C-193/17 Cresco Investigation

Contentverzamelaar

C-193/17 Cresco Investigation

Prejudiciële hofzaak

Zie bijlage rechts voor de verwijzingsuitspraak, en klik hier voor het volledige dossier van het Hof van Justitie.

Termijnen: Motivering departement:   09 juni 2017
Schriftelijke opmerkingen:                   26 juli 2017

Trefwoorden: Handvest grondrechten (gelijke behandeling – godsdienstvrijheid); horizontale werking

Onderwerp: - handvest grondrechten artikelen 10 (vrijheid godsdienst); 20 (gelijkheid voor de wet); 21 (non-discriminatie); 22 (verscheidenheid cultuur, godsdienst, taal); 47 (toegang tot de rechter);
- richtlijn 2000/78/EG van de Raad van 27 november 2000 tot instelling van een algemeen kader voor gelijke behandeling in arbeid en beroep (Pb 2000, L 303, blz. 16).
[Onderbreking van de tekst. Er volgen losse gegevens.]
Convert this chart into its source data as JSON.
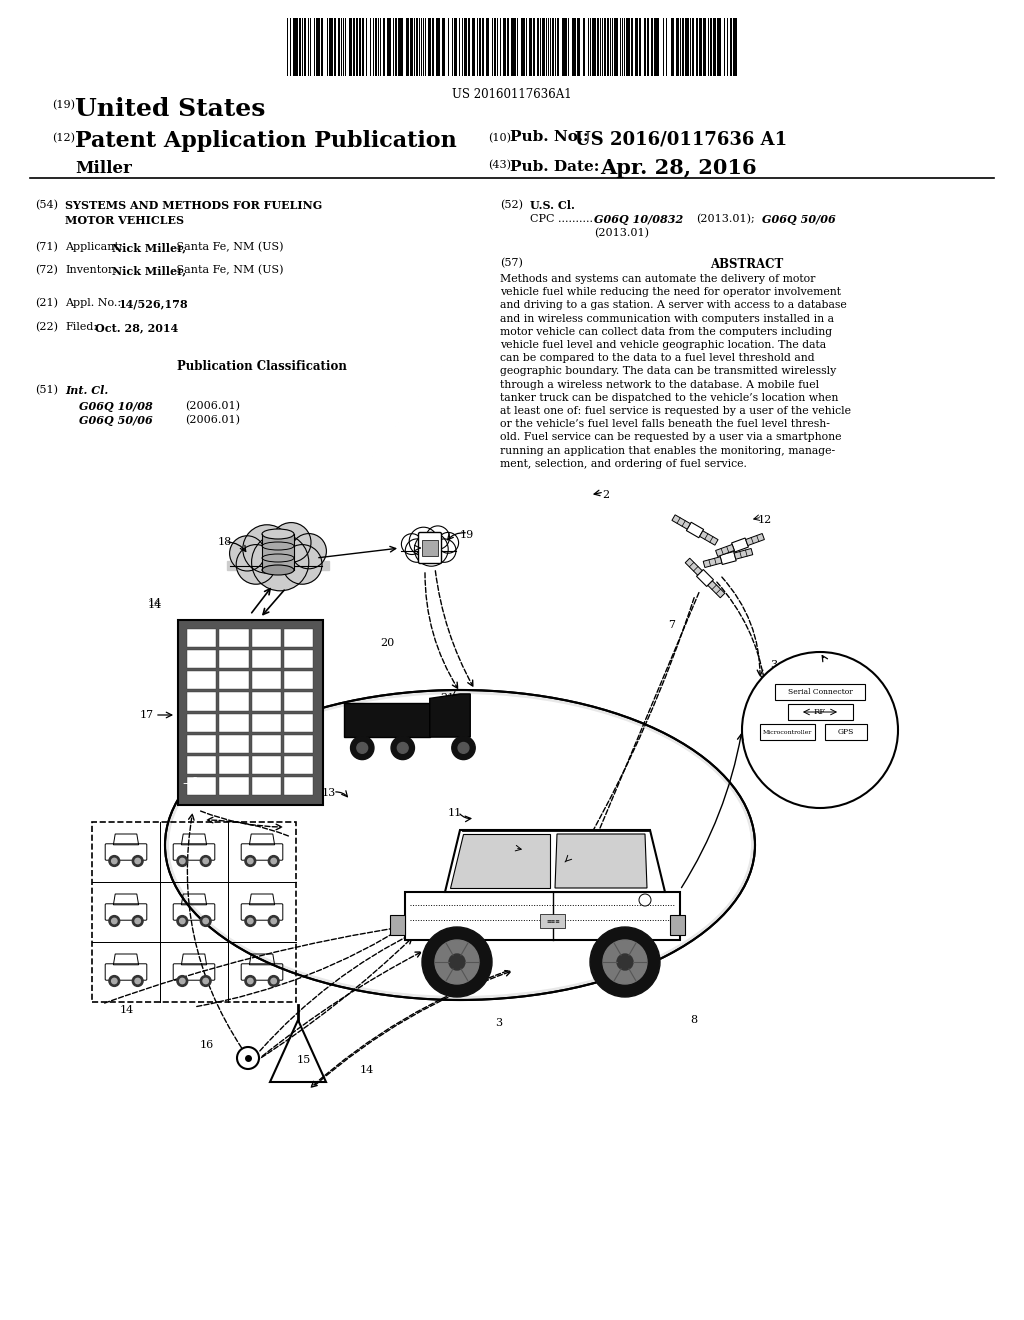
{
  "background_color": "#ffffff",
  "barcode_text": "US 20160117636A1",
  "pub_no": "US 2016/0117636 A1",
  "pub_date": "Apr. 28, 2016",
  "inventor_name": "Miller",
  "field54_line1": "SYSTEMS AND METHODS FOR FUELING",
  "field54_line2": "MOTOR VEHICLES",
  "field52_cpc_italic": "G06Q 10/0832",
  "field52_cpc_italic2": "G06Q 50/06",
  "field51_items": [
    [
      "G06Q 10/08",
      "(2006.01)"
    ],
    [
      "G06Q 50/06",
      "(2006.01)"
    ]
  ],
  "abstract_text": "Methods and systems can automate the delivery of motor\nvehicle fuel while reducing the need for operator involvement\nand driving to a gas station. A server with access to a database\nand in wireless communication with computers installed in a\nmotor vehicle can collect data from the computers including\nvehicle fuel level and vehicle geographic location. The data\ncan be compared to the data to a fuel level threshold and\ngeographic boundary. The data can be transmitted wirelessly\nthrough a wireless network to the database. A mobile fuel\ntanker truck can be dispatched to the vehicle’s location when\nat least one of: fuel service is requested by a user of the vehicle\nor the vehicle’s fuel level falls beneath the fuel level thresh-\nold. Fuel service can be requested by a user via a smartphone\nrunning an application that enables the monitoring, manage-\nment, selection, and ordering of fuel service."
}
Verweerder is bij verzoekster, een privédetectivebureau, in dienst. Goede Vrijdag is volgens OOS recht alleen voor leden van bepaalde kerken een ‘betaalde’ feestdag. In geval arbeid op die dag dient te worden verricht hebben alleen die kerkleden recht op een ‘feestvergoeding’. Verweerder is geen lid van één van de betreffende kerken. Hij heeft op Goede Vrijdag 2015 gewerkt en vraagt een feestdagvergoeding van € 109,09. Hij stelt dat de OOS regeling leidt tot een verschil in behandeling op grond van godsdienst en overtuiging. Verzoekster heeft zijn eis afgewezen omdat hij op grond van OOS recht geen recht op de feestdagvergoeding heeft en stelt dat van discriminatie geen sprake is. De rechter in eerste aanleg wijst verweerders vordering af omdat sprake is van objectief gerechtvaardigd verschil in behandeling van verschillende situaties. Maar in beroep wordt zijn verzoek gegrond verklaard. De appelrechter ziet wel strijd met Handvest artikel 21 – directe discriminatie op grond van godsdienst die niet overeenkomstig artikel 7.1 van RL 2000/78 gerechtvaardigd is. De zaak ligt nu voor bij de verwijzende rechter.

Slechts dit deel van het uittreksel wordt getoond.